Dengan bantuan Notaris, benda yang dibebani dengan jaminan fidusia akan didaftarkan atas nama penerima fidusia pada Kantor Pendaftaran Fidusia yang berada dalam lingkup tugas Departemen Kehakiman.

Adapun yang dicantumkan dalam pendaftaran fidusia adalah :

  1. Identitas pihak pemberi dan penerima fidusia
  2. Tanggal, nomor Akta Jaminan Fidusia, nama, dan tempat kedudukan notaris yang membuat Akta Jaminan Fidusia
  3. Data perjanjian pokok yang dijamin fidusia
  4. Uraian mengenai benda yang menjadi objek jaminan fidusia
  5. Nilai penjaminan

Nilai benda yang menjadi objek jaminan fidusia.

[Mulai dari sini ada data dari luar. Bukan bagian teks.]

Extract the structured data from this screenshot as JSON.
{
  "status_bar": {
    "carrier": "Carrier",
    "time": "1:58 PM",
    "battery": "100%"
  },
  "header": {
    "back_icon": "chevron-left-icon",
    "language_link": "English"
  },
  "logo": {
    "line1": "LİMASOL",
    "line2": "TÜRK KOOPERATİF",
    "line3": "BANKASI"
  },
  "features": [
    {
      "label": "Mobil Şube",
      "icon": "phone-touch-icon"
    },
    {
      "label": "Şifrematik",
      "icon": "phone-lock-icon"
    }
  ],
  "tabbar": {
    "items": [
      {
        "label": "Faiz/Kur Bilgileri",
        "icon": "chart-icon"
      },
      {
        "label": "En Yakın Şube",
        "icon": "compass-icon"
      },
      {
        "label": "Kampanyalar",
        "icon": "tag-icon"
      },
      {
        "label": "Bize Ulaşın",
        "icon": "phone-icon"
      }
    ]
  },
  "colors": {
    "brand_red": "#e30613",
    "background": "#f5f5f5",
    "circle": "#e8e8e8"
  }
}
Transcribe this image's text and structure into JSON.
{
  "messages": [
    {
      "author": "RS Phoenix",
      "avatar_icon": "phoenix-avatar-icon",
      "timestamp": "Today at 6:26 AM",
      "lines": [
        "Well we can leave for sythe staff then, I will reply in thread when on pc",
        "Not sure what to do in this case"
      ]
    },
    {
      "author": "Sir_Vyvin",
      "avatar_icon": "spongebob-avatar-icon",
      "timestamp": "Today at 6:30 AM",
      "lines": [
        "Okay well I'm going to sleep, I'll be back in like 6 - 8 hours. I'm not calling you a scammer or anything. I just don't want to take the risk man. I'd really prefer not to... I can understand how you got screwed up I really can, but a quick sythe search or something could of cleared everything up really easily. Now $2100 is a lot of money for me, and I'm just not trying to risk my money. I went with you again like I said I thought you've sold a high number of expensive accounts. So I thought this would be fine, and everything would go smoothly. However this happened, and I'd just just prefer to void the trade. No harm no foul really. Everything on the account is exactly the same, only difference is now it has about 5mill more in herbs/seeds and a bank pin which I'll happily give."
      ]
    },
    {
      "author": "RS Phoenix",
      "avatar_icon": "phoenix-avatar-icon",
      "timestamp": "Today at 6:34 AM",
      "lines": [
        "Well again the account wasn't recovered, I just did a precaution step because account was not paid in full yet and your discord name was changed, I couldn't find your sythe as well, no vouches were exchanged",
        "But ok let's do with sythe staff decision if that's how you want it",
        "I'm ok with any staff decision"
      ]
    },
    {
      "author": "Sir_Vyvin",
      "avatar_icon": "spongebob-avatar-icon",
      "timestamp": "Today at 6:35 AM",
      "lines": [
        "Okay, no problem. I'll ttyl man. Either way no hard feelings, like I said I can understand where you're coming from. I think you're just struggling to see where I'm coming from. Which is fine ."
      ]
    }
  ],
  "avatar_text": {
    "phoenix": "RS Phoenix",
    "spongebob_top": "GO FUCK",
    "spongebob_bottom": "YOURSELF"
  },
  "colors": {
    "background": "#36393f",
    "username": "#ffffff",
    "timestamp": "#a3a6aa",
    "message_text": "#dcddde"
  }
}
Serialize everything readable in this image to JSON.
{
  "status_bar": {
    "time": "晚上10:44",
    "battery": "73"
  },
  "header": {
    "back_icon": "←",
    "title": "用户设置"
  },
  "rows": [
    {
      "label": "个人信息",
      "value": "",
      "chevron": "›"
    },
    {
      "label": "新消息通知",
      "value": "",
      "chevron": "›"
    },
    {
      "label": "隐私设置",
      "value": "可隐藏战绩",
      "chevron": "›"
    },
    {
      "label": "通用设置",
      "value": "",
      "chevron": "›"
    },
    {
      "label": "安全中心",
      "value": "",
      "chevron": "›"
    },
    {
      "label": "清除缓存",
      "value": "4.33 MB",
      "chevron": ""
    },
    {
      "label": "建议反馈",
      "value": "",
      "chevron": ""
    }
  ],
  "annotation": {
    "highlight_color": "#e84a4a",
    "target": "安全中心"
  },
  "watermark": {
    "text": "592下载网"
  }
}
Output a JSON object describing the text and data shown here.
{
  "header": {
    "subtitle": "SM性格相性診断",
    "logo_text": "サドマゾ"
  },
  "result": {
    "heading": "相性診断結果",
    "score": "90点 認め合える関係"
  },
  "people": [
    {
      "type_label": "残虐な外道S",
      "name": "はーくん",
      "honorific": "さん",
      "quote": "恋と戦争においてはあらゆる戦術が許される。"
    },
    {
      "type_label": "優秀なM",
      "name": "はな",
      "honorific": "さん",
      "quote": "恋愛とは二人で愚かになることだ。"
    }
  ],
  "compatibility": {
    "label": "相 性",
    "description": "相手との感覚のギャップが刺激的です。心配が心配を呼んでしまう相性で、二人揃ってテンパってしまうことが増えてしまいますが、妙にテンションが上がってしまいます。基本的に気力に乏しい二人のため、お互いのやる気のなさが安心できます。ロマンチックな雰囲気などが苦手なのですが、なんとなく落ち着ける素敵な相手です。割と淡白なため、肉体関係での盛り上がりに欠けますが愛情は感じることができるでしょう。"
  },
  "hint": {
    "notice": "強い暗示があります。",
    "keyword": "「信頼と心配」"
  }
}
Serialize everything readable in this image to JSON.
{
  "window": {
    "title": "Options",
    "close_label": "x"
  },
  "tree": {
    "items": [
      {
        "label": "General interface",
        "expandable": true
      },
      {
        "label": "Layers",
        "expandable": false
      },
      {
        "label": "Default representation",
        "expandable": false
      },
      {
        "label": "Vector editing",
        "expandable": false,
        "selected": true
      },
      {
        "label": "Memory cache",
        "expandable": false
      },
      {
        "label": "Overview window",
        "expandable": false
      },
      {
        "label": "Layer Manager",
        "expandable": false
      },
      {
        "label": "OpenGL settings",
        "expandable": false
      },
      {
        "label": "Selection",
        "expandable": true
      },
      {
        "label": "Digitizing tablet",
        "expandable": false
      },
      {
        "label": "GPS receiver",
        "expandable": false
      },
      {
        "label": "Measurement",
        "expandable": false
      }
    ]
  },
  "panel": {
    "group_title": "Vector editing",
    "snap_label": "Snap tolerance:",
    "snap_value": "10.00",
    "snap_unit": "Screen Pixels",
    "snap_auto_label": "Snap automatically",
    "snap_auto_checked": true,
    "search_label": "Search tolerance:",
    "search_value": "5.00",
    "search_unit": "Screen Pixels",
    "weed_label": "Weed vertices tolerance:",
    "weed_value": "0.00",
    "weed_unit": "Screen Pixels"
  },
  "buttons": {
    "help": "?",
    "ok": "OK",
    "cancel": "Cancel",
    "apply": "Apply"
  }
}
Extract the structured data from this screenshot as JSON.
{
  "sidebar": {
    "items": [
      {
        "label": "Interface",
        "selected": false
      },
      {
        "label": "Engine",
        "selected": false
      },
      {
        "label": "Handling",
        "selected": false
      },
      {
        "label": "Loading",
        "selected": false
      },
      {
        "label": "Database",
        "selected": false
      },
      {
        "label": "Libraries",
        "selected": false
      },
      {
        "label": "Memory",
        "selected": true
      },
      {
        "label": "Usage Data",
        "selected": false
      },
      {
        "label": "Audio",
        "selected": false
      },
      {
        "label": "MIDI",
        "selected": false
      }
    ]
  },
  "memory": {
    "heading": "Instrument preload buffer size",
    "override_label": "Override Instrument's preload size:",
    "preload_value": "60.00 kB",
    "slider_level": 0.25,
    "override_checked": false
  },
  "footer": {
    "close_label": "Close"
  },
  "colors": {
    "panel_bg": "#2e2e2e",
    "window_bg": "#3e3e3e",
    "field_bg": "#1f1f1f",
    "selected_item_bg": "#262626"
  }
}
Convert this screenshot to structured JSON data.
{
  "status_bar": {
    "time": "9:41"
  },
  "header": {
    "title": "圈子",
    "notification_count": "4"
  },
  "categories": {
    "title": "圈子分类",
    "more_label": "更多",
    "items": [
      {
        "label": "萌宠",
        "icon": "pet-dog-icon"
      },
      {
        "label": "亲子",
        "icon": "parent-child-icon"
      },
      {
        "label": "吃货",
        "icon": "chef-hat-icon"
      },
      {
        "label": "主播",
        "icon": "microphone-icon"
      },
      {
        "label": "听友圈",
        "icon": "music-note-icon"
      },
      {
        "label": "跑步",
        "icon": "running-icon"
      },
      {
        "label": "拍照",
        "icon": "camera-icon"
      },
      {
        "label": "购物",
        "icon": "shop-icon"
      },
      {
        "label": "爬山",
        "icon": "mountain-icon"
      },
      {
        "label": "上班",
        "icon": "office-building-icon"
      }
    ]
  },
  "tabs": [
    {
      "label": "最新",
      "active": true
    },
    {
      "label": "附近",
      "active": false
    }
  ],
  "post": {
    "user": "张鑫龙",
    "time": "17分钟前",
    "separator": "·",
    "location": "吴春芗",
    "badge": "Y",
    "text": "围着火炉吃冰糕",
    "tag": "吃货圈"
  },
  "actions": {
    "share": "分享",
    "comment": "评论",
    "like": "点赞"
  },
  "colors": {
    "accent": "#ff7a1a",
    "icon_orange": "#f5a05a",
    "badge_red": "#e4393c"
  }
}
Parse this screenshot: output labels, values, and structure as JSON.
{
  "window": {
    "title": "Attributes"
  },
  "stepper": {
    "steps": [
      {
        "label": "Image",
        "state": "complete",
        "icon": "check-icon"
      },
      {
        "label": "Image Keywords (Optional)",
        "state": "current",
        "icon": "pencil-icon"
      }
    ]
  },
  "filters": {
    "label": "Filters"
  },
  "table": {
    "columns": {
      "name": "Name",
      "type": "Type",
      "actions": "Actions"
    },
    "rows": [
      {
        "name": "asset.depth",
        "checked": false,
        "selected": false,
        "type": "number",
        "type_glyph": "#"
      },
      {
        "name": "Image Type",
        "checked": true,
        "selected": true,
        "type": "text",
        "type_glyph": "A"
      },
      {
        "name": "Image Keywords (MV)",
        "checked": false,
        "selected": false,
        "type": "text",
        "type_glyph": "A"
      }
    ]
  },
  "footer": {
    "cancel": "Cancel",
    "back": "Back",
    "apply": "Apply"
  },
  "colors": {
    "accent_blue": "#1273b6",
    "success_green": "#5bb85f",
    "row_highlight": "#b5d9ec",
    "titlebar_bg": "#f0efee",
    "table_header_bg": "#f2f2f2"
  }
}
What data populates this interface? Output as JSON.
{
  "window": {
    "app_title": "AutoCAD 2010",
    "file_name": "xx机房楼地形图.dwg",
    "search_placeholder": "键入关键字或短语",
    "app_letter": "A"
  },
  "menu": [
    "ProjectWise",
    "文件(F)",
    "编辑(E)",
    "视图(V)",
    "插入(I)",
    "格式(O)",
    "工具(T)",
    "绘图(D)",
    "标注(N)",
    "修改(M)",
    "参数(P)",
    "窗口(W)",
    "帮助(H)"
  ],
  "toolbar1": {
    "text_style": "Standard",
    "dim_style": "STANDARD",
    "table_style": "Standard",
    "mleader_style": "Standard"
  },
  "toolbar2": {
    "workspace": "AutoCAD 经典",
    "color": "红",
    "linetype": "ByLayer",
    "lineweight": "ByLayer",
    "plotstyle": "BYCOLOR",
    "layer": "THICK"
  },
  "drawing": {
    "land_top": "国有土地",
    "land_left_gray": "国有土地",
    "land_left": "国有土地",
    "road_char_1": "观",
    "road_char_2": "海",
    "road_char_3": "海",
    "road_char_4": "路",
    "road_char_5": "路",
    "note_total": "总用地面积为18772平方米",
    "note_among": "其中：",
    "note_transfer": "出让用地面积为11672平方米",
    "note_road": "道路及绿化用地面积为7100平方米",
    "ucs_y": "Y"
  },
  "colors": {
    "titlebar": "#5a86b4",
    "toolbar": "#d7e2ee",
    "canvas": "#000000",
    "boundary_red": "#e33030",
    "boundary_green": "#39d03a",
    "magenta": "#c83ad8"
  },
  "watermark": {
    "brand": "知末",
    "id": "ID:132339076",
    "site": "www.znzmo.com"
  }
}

Setelah proses pendaftaran selesai, maka kantor pendaftaran fidusia akan menerbitkan dan menyerahkan Sertifikat Jaminan Fidusia kepada pihak penerima fidusia.

Dalam Sertifikat Jaminan Fidusia akan tercantum kata-kata "DEMI KEADILAN BERDASARKAN KETUHANAN YANG MAHA ESA".

Makna dari pencantuman kata-kata tersebut adalah bahwa Sertifikat Jaminan Fidusia mempunyai kekuatan eksekutorial yang sama dengan putusan pengadilan yang telah memperoleh kekuatan hukum tetap. Maksudnya adalah, apabila pihak yang berhutang atau debitur ingkar janji, maka penerima fidusia mempunyai hak untuk menjual benda yang menjadi objek jaminan fidusia atas kekuasaannya sendiri.

Dalam praktiknya, apabila debitur atau pemberi fidusia ingkar janji, eksekusi terhadap benda yang menjadi objek jaminan fidusia biasanya dilakukan dengan cara:

1. Penjualan objek jaminan fidusia atas kekuasaan penerima fidusia sendiri melalui pelelangan umum serta mengambil pelunasan piutangnya dari hasil penjualan

2. Penjualan di bawah tangan yang dilakukan berdasarkan kesepakatan pemberi dan penerima fidusia jika dengan cara demikian dapat diperoleh harga tertinggi yang menguntungkan para pihak.

Dalam hal hasil eksekusi melebihi nilai penjaminan, penerima fidusia wajib mengembalikan kelebihan tersebut kepada pemberi fidusia. Akan tetapi, apabila hasil eksekusi tidak mencukupi untuk pelunasan utang, debitur tetap bertanggung jawab atas utang yang belum terbayar.

Pelaksanaan penjualan sebagaimana dimaksud di atas dapat dilakukan setelah lewat waktu 1 (satu) bulan sejak adanya pemberitahuan (secara tertulis) oleh pemberi dan atau penerima fidusia kepada pihak-pihak yang berkepentingan dan diumumkan sedikitnya dalam 2 (dua) surat kabar yang beredar di daerah yang bersangkutan.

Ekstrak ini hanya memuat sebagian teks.